Stripe also pointed to the need for practical standards as the market expands.
“Getting biomass sourcing right is table stakes for scaling CDR credibly. The science and the market will keep evolving, but this guide gives buyers and developers a strong starting point, which is what the market needs right now,” said Dr. Zeke Hausfather, Climate Research Lead at Stripe.

For investors and corporate procurement teams, the message is clear. Biomass-based CDR cannot be treated as a simple carbon accounting exercise. Feedstock origin, land governance, community impact, and market displacement are now material risk factors.

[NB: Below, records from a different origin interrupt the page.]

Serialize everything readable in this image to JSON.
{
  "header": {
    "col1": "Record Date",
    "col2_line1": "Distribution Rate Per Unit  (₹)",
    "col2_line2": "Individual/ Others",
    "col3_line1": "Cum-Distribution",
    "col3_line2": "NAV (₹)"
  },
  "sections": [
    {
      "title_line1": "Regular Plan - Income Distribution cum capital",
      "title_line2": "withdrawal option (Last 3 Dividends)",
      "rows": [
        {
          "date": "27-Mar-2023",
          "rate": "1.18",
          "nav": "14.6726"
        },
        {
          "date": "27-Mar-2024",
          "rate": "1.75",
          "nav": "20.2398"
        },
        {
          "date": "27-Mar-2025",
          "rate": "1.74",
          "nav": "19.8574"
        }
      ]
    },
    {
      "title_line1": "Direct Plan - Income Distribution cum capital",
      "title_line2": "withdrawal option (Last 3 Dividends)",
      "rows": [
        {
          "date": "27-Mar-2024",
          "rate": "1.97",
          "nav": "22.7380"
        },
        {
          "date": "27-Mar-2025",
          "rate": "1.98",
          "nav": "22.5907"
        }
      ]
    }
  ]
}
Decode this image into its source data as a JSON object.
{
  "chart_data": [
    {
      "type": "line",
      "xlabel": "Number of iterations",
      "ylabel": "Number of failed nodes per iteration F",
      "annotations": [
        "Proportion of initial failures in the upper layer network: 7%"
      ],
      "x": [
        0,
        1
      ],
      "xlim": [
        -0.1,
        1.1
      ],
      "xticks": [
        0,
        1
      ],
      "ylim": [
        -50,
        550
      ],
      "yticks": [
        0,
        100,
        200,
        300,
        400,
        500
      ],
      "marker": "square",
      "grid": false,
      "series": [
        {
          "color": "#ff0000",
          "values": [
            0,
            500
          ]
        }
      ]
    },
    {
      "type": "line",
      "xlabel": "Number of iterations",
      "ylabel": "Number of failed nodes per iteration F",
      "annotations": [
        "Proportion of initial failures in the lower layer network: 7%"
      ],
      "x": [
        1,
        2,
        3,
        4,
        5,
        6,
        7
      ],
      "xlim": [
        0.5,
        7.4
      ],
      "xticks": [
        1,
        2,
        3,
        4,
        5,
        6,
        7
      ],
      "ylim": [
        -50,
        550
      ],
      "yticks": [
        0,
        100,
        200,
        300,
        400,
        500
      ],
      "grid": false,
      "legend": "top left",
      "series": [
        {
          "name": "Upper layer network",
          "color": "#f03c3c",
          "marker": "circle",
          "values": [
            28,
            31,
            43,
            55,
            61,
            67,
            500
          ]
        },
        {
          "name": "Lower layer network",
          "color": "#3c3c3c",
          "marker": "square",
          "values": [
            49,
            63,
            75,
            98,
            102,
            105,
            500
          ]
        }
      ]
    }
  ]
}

What Executives Should Take Away
The guide gives companies a tool for stronger procurement governance at a critical stage for the carbon removal sector. As buyers move from pilot purchases to larger offtake agreements, weak sourcing standards could expose them to reputational, operational, and climate integrity risks.

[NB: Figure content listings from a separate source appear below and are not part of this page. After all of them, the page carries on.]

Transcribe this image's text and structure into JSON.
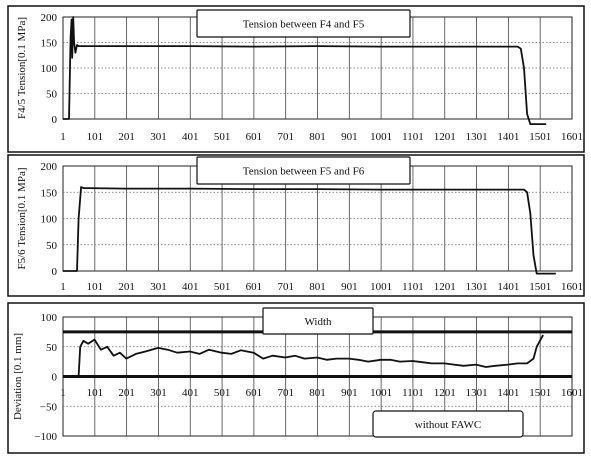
{
  "chart_data": [
    {
      "type": "line",
      "title": "Tension between F4 and F5",
      "ylabel": "F4/5 Tension[0.1 MPa]",
      "xlim": [
        1,
        1601
      ],
      "ylim": [
        0,
        200
      ],
      "x_ticks": [
        "1",
        "101",
        "201",
        "301",
        "401",
        "501",
        "601",
        "701",
        "801",
        "901",
        "1001",
        "1101",
        "1201",
        "1301",
        "1401",
        "1501",
        "1601"
      ],
      "y_ticks": [
        "0",
        "50",
        "100",
        "150",
        "200"
      ],
      "grid": true,
      "series": [
        {
          "x": [
            1,
            20,
            25,
            28,
            30,
            33,
            36,
            40,
            45,
            50,
            200,
            400,
            600,
            800,
            1000,
            1200,
            1350,
            1430,
            1440,
            1450,
            1460,
            1470,
            1500,
            1520
          ],
          "values": [
            0,
            0,
            160,
            195,
            120,
            200,
            150,
            130,
            145,
            143,
            143,
            143,
            142,
            143,
            142,
            142,
            142,
            142,
            138,
            100,
            10,
            -10,
            -10,
            -10
          ]
        }
      ]
    },
    {
      "type": "line",
      "title": "Tension between F5 and  F6",
      "ylabel": "F5/6 Tension[0.1 MPa]",
      "xlim": [
        1,
        1601
      ],
      "ylim": [
        0,
        200
      ],
      "x_ticks": [
        "1",
        "101",
        "201",
        "301",
        "401",
        "501",
        "601",
        "701",
        "801",
        "901",
        "1001",
        "1101",
        "1201",
        "1301",
        "1401",
        "1501",
        "1601"
      ],
      "y_ticks": [
        "0",
        "50",
        "100",
        "150",
        "200"
      ],
      "grid": true,
      "series": [
        {
          "x": [
            1,
            45,
            50,
            58,
            65,
            80,
            200,
            400,
            600,
            800,
            1000,
            1200,
            1400,
            1450,
            1460,
            1470,
            1480,
            1490,
            1500,
            1520,
            1550
          ],
          "values": [
            0,
            0,
            100,
            160,
            158,
            158,
            157,
            157,
            156,
            156,
            155,
            155,
            155,
            155,
            150,
            110,
            30,
            -5,
            -5,
            -5,
            -5
          ]
        }
      ]
    },
    {
      "type": "line",
      "title": "Width",
      "ylabel": "Deviation [0.1 mm]",
      "xlim": [
        1,
        1601
      ],
      "ylim": [
        -100,
        100
      ],
      "x_ticks": [
        "1",
        "101",
        "201",
        "301",
        "401",
        "501",
        "601",
        "701",
        "801",
        "901",
        "1001",
        "1101",
        "1201",
        "1301",
        "1401",
        "1501",
        "1601"
      ],
      "y_ticks": [
        "100",
        "50",
        "0",
        "−50",
        "−100"
      ],
      "grid": true,
      "annotation": "without FAWC",
      "reference_lines": [
        75,
        0
      ],
      "series": [
        {
          "x": [
            1,
            50,
            55,
            65,
            80,
            100,
            120,
            140,
            160,
            180,
            200,
            230,
            260,
            300,
            330,
            360,
            400,
            430,
            460,
            500,
            530,
            560,
            600,
            630,
            660,
            700,
            730,
            760,
            800,
            830,
            860,
            900,
            930,
            960,
            1000,
            1030,
            1060,
            1100,
            1130,
            1160,
            1200,
            1230,
            1260,
            1300,
            1330,
            1360,
            1400,
            1430,
            1460,
            1480,
            1490,
            1500,
            1510
          ],
          "values": [
            0,
            0,
            50,
            60,
            55,
            62,
            45,
            50,
            35,
            40,
            30,
            38,
            42,
            48,
            45,
            40,
            42,
            38,
            45,
            40,
            38,
            44,
            40,
            30,
            35,
            32,
            35,
            30,
            32,
            28,
            30,
            30,
            28,
            25,
            28,
            28,
            25,
            26,
            24,
            22,
            22,
            20,
            18,
            20,
            16,
            18,
            20,
            22,
            22,
            30,
            50,
            60,
            70
          ]
        }
      ]
    }
  ]
}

It also places agricultural biomass within a wider ESG context. Carbon removal projects may support net-zero strategies, but their credibility depends on how feedstocks are sourced, verified, and governed.
Carbon Direct said the guide is intended as a living resource and will be refined as science and market conditions evolve. It builds on forest biomass sourcing guidance published in 2024 and 2025, as well as five editions of the High-Quality Carbon Dioxide Removal guidelines developed by Microsoft and Carbon Direct.
The result is a more defined benchmark for a fast-growing part of the CDR market. For global buyers, the next phase of carbon removal will not only be judged by tonnes removed. It will also be judged by the systems, contracts, and safeguards behind those tonnes.